Study Links Elevated Microplastic Levels in Arterial Plaque to Stroke and Vision Loss

A new study suggests that microscopic plastic particles may play a role in the development of cardiovascular disease, after researchers found significantly elevated levels of microplastics and nanoplastics in the arterial plaque of individuals who had experienced strokes or vision loss, Business Insider reports.

The research, presented this week at the American Heart Association’s meeting in Baltimore, examined the carotid arteries of 48 individuals, a major blood vessel that supplies the brain with oxygen-rich blood. The findings revealed that plaques from patients who had experienced strokes or other symptoms contained up to 51 times more plastic than those from asymptomatic individuals.

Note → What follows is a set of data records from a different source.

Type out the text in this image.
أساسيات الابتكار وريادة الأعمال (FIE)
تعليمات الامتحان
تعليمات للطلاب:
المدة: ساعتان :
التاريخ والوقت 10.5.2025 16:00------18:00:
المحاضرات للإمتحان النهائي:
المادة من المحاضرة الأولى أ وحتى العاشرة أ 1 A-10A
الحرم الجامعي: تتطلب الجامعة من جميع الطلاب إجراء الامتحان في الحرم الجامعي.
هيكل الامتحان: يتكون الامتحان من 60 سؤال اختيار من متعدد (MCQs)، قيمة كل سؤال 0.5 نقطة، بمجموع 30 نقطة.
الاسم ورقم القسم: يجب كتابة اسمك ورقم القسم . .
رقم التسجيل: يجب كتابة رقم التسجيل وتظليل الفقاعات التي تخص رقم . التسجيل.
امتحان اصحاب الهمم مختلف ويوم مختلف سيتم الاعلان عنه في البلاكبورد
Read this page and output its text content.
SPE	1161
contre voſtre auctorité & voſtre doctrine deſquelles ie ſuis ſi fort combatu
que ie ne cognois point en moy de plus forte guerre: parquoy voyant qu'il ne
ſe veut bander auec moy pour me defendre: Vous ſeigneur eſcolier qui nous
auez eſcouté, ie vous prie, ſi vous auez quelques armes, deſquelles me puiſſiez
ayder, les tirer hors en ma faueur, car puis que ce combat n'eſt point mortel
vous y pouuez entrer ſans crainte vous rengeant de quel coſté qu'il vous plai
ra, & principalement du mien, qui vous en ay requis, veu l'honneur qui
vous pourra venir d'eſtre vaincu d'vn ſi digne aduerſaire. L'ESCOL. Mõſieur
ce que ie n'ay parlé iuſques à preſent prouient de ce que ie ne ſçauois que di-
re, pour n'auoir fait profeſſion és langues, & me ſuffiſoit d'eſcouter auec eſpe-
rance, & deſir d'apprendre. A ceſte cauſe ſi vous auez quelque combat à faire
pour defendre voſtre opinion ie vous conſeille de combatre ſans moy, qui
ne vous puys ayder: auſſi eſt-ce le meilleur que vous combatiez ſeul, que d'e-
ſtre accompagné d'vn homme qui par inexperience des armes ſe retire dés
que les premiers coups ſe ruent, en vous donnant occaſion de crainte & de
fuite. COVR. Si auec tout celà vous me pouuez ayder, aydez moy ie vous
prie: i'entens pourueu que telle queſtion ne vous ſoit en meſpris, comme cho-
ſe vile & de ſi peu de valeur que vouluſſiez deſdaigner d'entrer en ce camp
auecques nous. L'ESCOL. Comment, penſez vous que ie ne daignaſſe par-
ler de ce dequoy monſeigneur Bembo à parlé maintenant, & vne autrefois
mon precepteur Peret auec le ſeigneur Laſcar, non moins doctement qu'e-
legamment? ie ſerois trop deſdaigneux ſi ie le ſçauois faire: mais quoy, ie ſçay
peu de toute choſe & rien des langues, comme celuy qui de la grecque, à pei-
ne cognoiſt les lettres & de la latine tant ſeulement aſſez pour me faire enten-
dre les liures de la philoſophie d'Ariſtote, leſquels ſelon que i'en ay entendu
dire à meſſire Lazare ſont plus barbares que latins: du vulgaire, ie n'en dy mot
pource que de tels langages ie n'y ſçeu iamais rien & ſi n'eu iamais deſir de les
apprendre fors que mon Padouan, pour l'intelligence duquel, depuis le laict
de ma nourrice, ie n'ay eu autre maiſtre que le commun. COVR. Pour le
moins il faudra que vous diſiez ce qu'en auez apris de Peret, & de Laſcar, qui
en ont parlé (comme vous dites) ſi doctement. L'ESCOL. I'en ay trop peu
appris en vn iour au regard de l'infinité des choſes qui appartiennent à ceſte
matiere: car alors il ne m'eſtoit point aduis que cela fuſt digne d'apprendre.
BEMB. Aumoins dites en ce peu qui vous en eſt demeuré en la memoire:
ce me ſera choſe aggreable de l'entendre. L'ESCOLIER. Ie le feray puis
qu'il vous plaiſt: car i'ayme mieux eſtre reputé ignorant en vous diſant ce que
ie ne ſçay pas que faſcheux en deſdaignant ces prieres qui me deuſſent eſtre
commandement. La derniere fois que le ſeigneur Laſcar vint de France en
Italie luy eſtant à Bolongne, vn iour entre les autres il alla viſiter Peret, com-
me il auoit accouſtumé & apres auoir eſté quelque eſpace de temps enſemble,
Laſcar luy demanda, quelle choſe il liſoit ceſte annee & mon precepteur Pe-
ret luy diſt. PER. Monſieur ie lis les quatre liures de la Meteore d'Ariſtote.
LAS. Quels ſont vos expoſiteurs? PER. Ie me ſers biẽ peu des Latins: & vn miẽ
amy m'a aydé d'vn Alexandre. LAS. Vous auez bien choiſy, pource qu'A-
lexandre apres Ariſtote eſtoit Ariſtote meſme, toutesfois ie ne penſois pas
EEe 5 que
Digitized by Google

“There is some microplastic present in healthy arteries,” said Dr. Ross Clark, a vascular surgeon at the University of New Mexico and the study’s lead researcher. “But the amount that’s there when they become diseased — and become diseased with symptoms — is really, really different.”

While microplastics and nanoplastics — tiny fragments shed from plastic products — have previously been found in organs like the lungs and liver, their presence in blood vessels and potential connection to vascular disease is a relatively new area of inquiry.

The study builds on earlier research that linked microplastics in arterial plaque to an increased risk of heart attacks, strokes, and even death. This latest work suggests that these plastics may not only be present in diseased arteries but could also influence how those diseases progress.

Cells in plastic-rich plaques displayed unusual patterns of gene activity. Specifically, immune cells in these plaques had turned off a gene involved in controlling inflammation. Other changes were found in stem cells associated with stabilizing plaque and preventing cardiovascular events. These genetic shifts raise questions about whether plastic exposure could contribute to disease by disrupting the body’s immune response or healing mechanisms.

“Could it be that microplastics are somehow altering their gene expression?” Clark asked. “It gives us a hint as to where to look, but we need much more research.”

Experts in the field agree that the findings are intriguing.

“It’s very shocking to see 51 times higher [plastic levels],” said Dr. Jaime Ross, a neuroscientist at the University of Rhode Island who was not involved in the study. “In my work, three times is considered a strong signal. This is very striking.”

However, the study has not yet been peer-reviewed, and Clark acknowledges its limitations. One challenge is accurately measuring plastic levels in human tissue. To isolate microplastics, the researchers vaporized plaque samples at high temperatures and analyzed the resulting organic molecules — a method that must carefully distinguish plastics from naturally occurring compounds like lipids.

Clark emphasized that his team took steps to control for potential contamination and improve accuracy, but he acknowledges that the technology is still evolving. He plans to replicate the findings and submit the study for peer-reviewed publication later this year.

This research adds to a growing body of evidence that tiny plastic particles are not just widespread in the environment but are accumulating in the human body in ways scientists are only beginning to understand.

“Almost all of what we know about microplastics in the human body, no matter where you look, can be summed up as: It’s there, and we need to study further as to what it’s doing, if anything,” Clark said.